Buddy, who headquartered an ongoing poker table, got on his CB to Barbara my bus driver, who notified my schoolmates’ mothers, who relayed to their husbands’ lobster boats already circling the outer islands. As local curiosities for four years now, we’d pieced together the circuit.
A logging truck ground down the harbor’s steep road, cradling retired telephone poles, lumber, power tools, jacks of all sizes, crank winches with cables and chains, and heaps of rope thicker than my arm. The doors of a brown Datsun I hadn’t noticed opened, and the rest of Ronnie’s crew, two stout, two wiry, got to work loading three wooden floats my father had borrowed.

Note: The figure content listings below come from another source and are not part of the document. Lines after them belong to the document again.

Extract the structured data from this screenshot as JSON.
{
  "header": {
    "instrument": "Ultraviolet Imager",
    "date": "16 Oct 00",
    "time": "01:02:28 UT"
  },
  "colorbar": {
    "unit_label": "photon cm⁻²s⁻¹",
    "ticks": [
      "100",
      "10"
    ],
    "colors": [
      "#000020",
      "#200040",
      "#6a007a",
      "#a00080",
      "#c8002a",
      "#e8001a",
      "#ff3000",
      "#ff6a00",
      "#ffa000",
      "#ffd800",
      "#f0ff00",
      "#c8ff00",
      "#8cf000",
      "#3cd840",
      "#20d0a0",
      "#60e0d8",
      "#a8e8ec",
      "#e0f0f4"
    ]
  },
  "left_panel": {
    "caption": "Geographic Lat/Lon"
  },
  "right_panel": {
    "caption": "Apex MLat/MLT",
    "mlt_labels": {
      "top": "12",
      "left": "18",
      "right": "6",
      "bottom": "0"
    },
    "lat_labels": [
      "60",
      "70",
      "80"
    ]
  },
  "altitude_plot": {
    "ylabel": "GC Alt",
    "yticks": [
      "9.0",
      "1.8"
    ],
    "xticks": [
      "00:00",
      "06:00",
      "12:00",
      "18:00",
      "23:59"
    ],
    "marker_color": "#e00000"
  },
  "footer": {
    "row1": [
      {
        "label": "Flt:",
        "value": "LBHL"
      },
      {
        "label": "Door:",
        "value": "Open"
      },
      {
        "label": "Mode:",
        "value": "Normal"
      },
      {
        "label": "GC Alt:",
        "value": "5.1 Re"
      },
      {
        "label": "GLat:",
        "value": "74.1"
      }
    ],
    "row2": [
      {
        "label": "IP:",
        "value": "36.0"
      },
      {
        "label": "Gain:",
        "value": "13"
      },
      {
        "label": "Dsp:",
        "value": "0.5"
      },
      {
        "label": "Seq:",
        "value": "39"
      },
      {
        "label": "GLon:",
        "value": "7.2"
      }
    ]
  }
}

Gasoline vendor Bill, in his wharf-end shop under complicated antenna rigging, warmed up short-wave tubes and tatted off Morse code. That day the Fishhouse’s dot-and-dash story got tailed in Borneo and Lisbon.
For two hours on a half-tide-rising, we inched through fog that wet our faces. Four or five lobster boats and a couple of skiffs idled barely in view; we recognized Ikey and Bernie, and some kids, clam diggers. Months later we would hear of the betting pool; grumpy Ikey had a hundred on seeing Delbert’s behemoth sink. Bernie had wished us better but confessed he ’d still put down twenty-five.
From here my choppy memories remain misty black-and-white. Just after eight: landfall. Delbert’s beach. The Fishhouse loomed up gray and grainy ahead.
On my living-room plaster, the film clicks. My father had trusted me with his Super-8 camera.
The cursing crew, my father among them, slog gear through muck. Punky beams need reinforcement. A gasoline generator sputters; power tools whine; sawdust flies. I expect blood, shrieks, amputations.
Biceps crank jacks around back. The Fishhouse budges, lists ahead, the way rheumatic Delbert himself had rocked and groaned, hovered forward from his chair to shake my hand.
One telephone-pole roller under. Up front, more jacking. Another two poles. Position the floats. Clear the ledges.
Push.
Easy, big baby. Come to papa.
Hippo untethered, she rumbles onto the floats.
Still standing.
Tide’s a-coming. Chain on sci-fi pontoons.
Lunch time? Lady’s made sandwiches and tea. Obliged to you.
Near afloat. Another hour. Where’s the shithouse?
Tie up good and gun the outboard like hell. Crowbars.
Heave!
The Fishhouse comes loose from all effort and time. She turns, silent planet.
Ikey never spoke to us again. On Flat Rock Beach they jacked it up and up, heaping a nest of scrap lumber underneath to position it for pilings. Delbert had left a ladder inside that missed a rung. My father leaned it against his rising phoenix, which couldn’t possibly come level; he would have to settle for warp. Yet as he climbed he shut one eye and sighted down the sill-beam base, squinting while the sea’s horizon merged in perfect parallel with the airy foundation of his dream.